Reengineered immune system cells show early promise against HIV
Improving on a previous attempt, scientists have developed a new strategy that could potentially be used to reengineer a patient's own immune system cells to fight HIV. The approach, described in PLOS Pathogens, shows benefit in human cell cultures and in mice, Medical Xpress reports.
White blood cells known as T cells play an important role in the immune system's response to HIV infection, especially if a patient stops taking antiretroviral medications that normally keep the disease under control. However, HIV has several strategies it can use to evade T-cell attack. Therefore, some researchers have proposed reengineering a patient's own T cells to more effectively fight HIV.
Several attempts to reengineer T cells to fight HIV have been made in the past, including one approach that made it to clinical testing. However, none have yet been successful enough for widespread use. Now, a new attempt by Rachel Leibman, a PhD candidate in the Perelman School of Medicine at the University of Pennsylvania, and colleagues shows promise.
The new technique builds on the earlier approach that made it to clinical trials, which relied on a chimeric antigen receptor (CAR)—a synthetic protein that when added to T cells allows them to fight a specific foe more effectively. In treatment, T cells extracted from a patient's blood would be reengineered in the lab to express HIV-specific CARs, and then infused back into the patient to fight the virus. (Other CAR-based techniques successfully enhance T cell attack of some cancer cells.)
Using recent advances in CAR technology, Leibman and her colleagues enhanced the CAR protein that had previously made it to clinical testing. The protein consists of several different segments, which the scientists systematically tweaked one by one to optimize their performance. They found that T cells expressing the new CAR were over 50 times more effective than those with the original CAR in preventing viral spread between human cells in the lab.

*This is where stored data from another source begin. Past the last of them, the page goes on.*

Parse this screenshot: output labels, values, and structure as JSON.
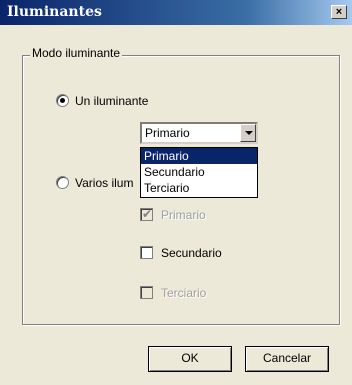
{
  "window": {
    "title": "Iluminantes",
    "close_glyph": "×"
  },
  "group": {
    "legend": "Modo iluminante"
  },
  "modes": {
    "single": {
      "label": "Un iluminante",
      "selected": true
    },
    "multiple": {
      "label": "Varios ilum",
      "selected": false
    }
  },
  "select": {
    "value": "Primario",
    "options": [
      "Primario",
      "Secundario",
      "Terciario"
    ],
    "highlighted_index": 0
  },
  "checkboxes": {
    "primario": {
      "label": "Primario",
      "checked": true,
      "enabled": false
    },
    "secundario": {
      "label": "Secundario",
      "checked": false,
      "enabled": true
    },
    "terciario": {
      "label": "Terciario",
      "checked": false,
      "enabled": false
    }
  },
  "buttons": {
    "ok": "OK",
    "cancel": "Cancelar"
  }
}
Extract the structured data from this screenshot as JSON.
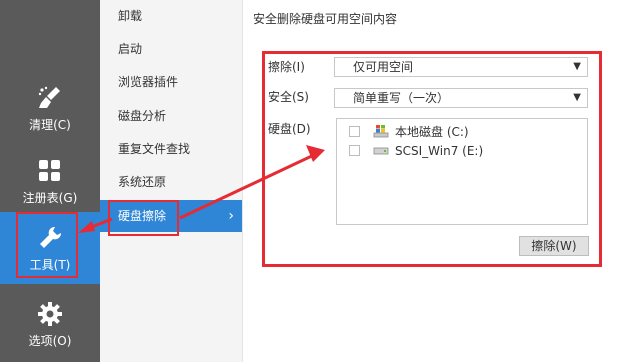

The researchers also tested the new CAR in mice infected with HIV. They found that mouse T cells reengineered to express the new CAR could protect other T cells in the mice from being attacked and depleted by HIV. In mice that had been receiving antiretroviral treatment, the reengineered T cells delayed rebound of the virus after treatment was stopped.
These findings could pave the way to clinical testing of T-cell reengineering using the new, enhanced CAR. If successful, such an approach could potentially keep HIV under control in the absence of antiretroviral treatment.
"Our data shows for the first time that engineered T cells can significantly control viral rebound in the absence of ART in vivo," the authors explain. "Our next step is to take this concept forward into the clinic."